Câncer de mama: como é feito o diagnóstico?

O câncer de mama é o tipo de câncer mais frequente entre as mulheres em todo o mundo e representa um importante desafio para a saúde pública. No Brasil, está entre as neoplasias de maior incidência, reforçando a importância da prevenção, do diagnóstico precoce e do acompanhamento especializado.

Embora seja muito mais comum no sexo feminino, o câncer de mama também pode acometer homens, correspondendo a cerca de 1% dos casos. Independentemente do sexo, identificar a doença em seus estágios iniciais aumenta significativamente as chances de cura e permite tratamentos menos agressivos.

Quais são os sintomas do câncer de mama?

O sinal mais conhecido é o aparecimento de um nódulo na mama. Em muitos casos, esse nódulo é endurecido, geralmente indolor e pode ser percebido pela própria paciente durante o autoexame ou em atividades do dia a dia.

Entretanto, nem todo câncer de mama se manifesta apenas por um nódulo. Outros sinais também merecem atenção, como:

  • Saída espontânea de secreção pelo mamilo;
  • Presença de nódulos na axila;
  • Alterações na pele da mama, como retrações ou aspecto semelhante à “casca de laranja”;
  • Mudanças no formato ou na posição do mamilo;
  • Vermelhidão persistente ou espessamento da pele.

Ao perceber qualquer alteração, é fundamental procurar avaliação médica. Quanto mais cedo o diagnóstico for realizado, maiores são as possibilidades de tratamento e cura.
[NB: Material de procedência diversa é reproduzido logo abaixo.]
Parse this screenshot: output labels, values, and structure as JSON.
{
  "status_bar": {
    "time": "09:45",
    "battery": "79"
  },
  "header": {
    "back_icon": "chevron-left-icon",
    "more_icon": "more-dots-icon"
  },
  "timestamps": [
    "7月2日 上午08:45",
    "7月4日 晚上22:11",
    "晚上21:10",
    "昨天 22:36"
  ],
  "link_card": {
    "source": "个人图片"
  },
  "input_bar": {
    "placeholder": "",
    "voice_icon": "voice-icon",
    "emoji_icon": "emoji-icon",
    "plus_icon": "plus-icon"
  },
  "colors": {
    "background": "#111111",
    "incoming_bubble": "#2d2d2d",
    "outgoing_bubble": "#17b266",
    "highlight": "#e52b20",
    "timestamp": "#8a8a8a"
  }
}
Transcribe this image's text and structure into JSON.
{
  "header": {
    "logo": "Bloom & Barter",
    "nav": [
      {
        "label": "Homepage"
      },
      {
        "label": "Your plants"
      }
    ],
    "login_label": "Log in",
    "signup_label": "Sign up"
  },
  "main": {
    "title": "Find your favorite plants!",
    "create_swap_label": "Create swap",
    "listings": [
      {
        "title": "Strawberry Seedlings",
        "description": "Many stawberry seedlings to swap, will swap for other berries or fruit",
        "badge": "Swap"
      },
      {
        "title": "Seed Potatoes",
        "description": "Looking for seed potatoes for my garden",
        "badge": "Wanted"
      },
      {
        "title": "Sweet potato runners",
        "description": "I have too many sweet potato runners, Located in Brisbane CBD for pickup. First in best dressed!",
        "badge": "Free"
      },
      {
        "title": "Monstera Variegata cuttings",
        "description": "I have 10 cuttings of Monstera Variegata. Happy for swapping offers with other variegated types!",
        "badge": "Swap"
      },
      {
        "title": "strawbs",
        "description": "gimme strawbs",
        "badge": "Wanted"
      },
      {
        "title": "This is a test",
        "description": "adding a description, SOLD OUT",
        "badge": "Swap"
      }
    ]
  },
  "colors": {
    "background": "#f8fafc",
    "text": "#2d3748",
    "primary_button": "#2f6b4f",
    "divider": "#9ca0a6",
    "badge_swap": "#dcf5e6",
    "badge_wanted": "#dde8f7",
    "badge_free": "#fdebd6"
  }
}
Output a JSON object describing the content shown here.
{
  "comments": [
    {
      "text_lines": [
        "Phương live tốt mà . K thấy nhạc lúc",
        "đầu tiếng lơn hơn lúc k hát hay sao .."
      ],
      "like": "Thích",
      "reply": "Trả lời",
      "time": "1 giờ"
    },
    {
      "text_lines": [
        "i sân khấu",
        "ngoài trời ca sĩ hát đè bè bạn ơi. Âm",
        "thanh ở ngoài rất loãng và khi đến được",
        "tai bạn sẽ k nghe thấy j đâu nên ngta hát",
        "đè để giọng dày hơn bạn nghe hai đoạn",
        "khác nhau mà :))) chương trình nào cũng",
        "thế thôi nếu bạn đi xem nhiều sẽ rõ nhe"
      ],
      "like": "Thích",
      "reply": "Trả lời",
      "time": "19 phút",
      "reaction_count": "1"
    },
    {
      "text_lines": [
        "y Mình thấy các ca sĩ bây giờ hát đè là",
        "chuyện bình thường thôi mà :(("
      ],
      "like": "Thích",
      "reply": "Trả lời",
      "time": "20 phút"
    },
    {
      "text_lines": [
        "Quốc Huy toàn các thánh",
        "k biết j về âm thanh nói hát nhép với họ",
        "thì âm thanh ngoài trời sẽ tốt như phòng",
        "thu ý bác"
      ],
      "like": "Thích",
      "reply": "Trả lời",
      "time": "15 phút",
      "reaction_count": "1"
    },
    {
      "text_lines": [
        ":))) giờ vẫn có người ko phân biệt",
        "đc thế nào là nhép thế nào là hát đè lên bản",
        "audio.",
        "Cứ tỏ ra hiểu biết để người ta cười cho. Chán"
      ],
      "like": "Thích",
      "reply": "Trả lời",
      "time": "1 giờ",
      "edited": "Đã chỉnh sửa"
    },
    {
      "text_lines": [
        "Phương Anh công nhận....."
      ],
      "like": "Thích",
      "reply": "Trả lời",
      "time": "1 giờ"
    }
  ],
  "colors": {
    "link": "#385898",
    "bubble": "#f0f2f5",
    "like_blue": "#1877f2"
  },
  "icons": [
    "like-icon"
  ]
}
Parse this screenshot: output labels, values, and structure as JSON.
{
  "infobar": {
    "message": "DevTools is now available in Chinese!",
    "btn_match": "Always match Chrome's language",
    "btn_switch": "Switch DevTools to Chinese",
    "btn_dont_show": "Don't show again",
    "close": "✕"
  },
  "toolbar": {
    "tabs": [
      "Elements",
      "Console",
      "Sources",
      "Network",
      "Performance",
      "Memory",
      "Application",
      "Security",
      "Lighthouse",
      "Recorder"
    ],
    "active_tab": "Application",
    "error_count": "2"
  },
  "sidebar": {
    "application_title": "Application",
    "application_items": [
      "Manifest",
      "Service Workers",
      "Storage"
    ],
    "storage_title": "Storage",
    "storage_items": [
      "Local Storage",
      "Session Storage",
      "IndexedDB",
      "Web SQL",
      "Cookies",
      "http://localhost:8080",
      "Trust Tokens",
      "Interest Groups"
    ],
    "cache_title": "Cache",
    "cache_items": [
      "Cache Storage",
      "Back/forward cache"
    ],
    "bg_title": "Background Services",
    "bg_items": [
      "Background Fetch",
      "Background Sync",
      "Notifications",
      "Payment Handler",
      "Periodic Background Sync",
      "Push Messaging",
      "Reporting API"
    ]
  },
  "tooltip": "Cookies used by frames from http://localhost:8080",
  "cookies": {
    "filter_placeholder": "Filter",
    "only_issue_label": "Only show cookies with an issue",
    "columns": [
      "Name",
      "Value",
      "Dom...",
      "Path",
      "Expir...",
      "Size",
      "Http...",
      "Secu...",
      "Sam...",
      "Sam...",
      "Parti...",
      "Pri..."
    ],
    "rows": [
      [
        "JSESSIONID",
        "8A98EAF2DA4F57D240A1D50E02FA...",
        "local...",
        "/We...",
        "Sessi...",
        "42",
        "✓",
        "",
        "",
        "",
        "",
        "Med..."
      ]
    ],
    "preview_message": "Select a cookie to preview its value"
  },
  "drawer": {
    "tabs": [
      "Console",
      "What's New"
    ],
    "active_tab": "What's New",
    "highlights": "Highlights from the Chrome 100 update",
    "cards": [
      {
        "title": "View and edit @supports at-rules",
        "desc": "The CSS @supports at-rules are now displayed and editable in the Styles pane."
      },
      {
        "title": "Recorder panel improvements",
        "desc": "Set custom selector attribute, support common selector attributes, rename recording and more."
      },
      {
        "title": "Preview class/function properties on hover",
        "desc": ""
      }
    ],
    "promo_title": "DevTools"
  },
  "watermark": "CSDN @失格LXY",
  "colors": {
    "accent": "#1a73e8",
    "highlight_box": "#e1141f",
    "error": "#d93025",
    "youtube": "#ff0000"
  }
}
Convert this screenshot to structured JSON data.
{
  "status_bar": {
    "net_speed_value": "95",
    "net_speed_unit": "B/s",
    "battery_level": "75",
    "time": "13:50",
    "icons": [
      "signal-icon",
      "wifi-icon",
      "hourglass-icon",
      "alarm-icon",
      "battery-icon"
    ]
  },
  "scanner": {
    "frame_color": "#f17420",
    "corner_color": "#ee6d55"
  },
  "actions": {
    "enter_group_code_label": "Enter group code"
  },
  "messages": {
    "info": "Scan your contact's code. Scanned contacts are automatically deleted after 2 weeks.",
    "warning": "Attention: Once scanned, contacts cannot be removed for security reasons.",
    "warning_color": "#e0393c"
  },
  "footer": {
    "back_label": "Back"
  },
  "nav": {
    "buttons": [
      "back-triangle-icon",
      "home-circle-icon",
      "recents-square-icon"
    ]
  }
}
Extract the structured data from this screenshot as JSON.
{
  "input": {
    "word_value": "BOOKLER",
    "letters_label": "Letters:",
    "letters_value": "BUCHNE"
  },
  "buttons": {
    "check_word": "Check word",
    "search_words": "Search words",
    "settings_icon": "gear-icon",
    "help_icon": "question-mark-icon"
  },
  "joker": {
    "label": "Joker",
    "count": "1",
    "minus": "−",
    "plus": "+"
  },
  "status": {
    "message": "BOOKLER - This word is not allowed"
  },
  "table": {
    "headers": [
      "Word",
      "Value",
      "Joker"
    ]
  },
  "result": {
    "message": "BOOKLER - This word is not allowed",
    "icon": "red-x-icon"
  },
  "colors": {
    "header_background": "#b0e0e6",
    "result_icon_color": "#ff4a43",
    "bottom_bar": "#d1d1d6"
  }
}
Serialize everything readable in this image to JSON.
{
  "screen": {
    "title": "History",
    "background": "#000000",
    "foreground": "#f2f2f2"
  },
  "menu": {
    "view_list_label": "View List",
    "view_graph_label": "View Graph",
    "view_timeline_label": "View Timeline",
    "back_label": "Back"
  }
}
A importância do diagnóstico precoce

Grande parte dos casos diagnosticados em fases iniciais apresenta excelente prognóstico. Por isso, conhecer o próprio corpo e manter os exames preventivos em dia faz toda a diferença.

O autoexame não substitui a mamografia, mas ajuda a mulher a reconhecer alterações que merecem investigação. A observação das mamas pode ser feita durante o banho, ao vestir-se ou diante do espelho.

Além disso, mulheres a partir dos 40 anos — ou antes, quando houver indicação médica ou fatores de risco — devem realizar acompanhamento periódico com o mastologista e seguir as recomendações para realização da mamografia.

Como é feito o diagnóstico?

Na maioria das vezes, a investigação começa após a identificação de alguma alteração pela própria paciente ou durante um exame clínico de rotina.

Após a avaliação inicial, o médico poderá solicitar exames complementares para confirmar o diagnóstico e definir as características da lesão.

Exame clínico

É realizado pelo mastologista durante a consulta. Consiste na avaliação das mamas e das regiões axilares, buscando identificar alterações que possam indicar a necessidade de investigação adicional.

Exames de imagem

Os exames de imagem auxiliam na identificação e caracterização das lesões mamárias.

Entre os principais estão:

  • Mamografia;
  • Ultrassonografia das mamas;
  • Ressonância magnética, quando indicada.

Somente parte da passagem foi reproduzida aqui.